(Updates with comments from justices starting in fourth paragraph.)
Jan. 9 (Bloomberg) -- U.S. Supreme Court justices voiced concern that the Environmental Protection Agency is overreaching in enforcing federal statutes, signaling that they may blunt a favorite agency enforcement tool.
Hearing arguments today in a case involving an Idaho couple seeking to build a new home, the justices suggested they are likely to rule that people accused by federal regulators of violating environmental laws have a right to immediately take their case to a federal judge.
The case, which has with ramifications for energy companies and manufacturers, may weaken the EPA’s so-called administrative compliance orders. The agency issues as many as 3,000 such orders each year to businesses and individuals, demanding an end to alleged environmental violations and applying so much pressure that those accused typically give in before the agency has to justify the action before a judge.
“Don’t you think most ordinary homeowners would say this kind of thing can’t happen in the United States?” Justice Samuel Alito asked at today’s hearing.
The fight involves a 0.63-acre property near the banks of Priest Lake in northern Idaho. In 2007 Chantell and Michael Sackett had begun preparing the land to build a three-bedroom home, when EPA officials ordered work to halt. The agency said that the property was a wetland and that the Sacketts couldn’t build without obtaining a permit under the Clean Water Act.

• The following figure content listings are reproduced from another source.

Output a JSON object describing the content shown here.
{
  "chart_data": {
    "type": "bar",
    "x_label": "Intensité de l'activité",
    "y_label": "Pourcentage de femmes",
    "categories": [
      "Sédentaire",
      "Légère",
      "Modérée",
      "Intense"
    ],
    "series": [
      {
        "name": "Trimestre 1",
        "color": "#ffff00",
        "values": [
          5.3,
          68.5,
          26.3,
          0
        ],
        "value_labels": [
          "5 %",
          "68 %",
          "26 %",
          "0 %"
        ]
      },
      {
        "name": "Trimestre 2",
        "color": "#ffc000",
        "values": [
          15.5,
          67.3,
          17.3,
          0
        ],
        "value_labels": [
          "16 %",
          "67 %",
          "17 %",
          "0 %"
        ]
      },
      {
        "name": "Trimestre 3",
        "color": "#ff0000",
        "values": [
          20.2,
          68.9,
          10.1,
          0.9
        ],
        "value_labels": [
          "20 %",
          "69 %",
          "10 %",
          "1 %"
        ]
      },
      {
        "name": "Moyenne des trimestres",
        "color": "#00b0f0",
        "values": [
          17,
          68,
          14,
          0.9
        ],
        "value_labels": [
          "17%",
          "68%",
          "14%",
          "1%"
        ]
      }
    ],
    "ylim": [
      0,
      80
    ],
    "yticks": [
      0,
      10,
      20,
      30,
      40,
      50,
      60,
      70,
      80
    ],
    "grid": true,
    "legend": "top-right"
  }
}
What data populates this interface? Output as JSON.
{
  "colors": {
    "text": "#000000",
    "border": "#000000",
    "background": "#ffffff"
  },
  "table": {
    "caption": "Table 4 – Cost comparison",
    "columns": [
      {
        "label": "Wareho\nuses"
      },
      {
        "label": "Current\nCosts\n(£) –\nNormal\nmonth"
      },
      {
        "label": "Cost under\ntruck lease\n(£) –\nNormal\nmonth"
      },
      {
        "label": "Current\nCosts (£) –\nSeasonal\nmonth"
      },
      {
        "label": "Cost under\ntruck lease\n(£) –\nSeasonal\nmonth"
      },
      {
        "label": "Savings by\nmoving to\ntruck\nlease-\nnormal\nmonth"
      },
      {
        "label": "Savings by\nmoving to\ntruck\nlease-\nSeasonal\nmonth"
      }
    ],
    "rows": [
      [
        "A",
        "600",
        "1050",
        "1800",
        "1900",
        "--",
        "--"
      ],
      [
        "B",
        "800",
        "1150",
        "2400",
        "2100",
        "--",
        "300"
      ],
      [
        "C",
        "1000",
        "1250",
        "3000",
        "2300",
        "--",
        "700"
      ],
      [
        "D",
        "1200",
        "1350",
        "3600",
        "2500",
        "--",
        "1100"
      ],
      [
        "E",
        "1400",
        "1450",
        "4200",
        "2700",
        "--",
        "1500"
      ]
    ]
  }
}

The EPA then ordered the Sacketts to restore the land by removing piles of fill material and replanting the vegetation they had cleared. The written order threatened the couple with fines of as much as $32,500 a day.
The Sacketts contend they have a constitutional right to seek judicial review of that administrative compliance order right away. A federal appeals court said the couple had to wait until regulators sought to enforce the order by asking a federal court to impose a fine.
The Obama administration and the EPA argue that the couple has ample avenues short of going to court for contesting the order without risking fines. Among other options, the Sacketts could apply for a permit, the government said.
Justices from across the ideological spectrum today questioned the adequacy of those options and the government’s contention that Congress didn’t authorize judicial review of administrative compliance orders. Justice Elena Kagan called the government’s reasoning “very strange.”
‘75 Years of Practice’
“Why would the presumption of reviewability not apply?” Kagan asked.
Justice Stephen Breyer, perhaps the court’s staunchest defender of the powers of administrative agencies, said the government “is fighting 75 years of practice” with its argument.
The Sacketts say a permit application would potentially cost hundreds of thousands of dollars. An environmental group, the Natural Resources Defense Council, disputes that contention, saying the Sacketts might be able to get an after-the-fact permit for as little as $2,000.
General Electric Co. is supporting the Sacketts as are business groups, including the Chamber of Commerce and the American Petroleum Institute.
GE last year unsuccessfully sought Supreme Court review of a similar provision in the federal Superfund law. Depending on how broadly the high court rules in the Clean Water Act case, its decision might affect the EPA’s power under the Superfund law as well.
The case is Sackett v. EPA, 10-1062.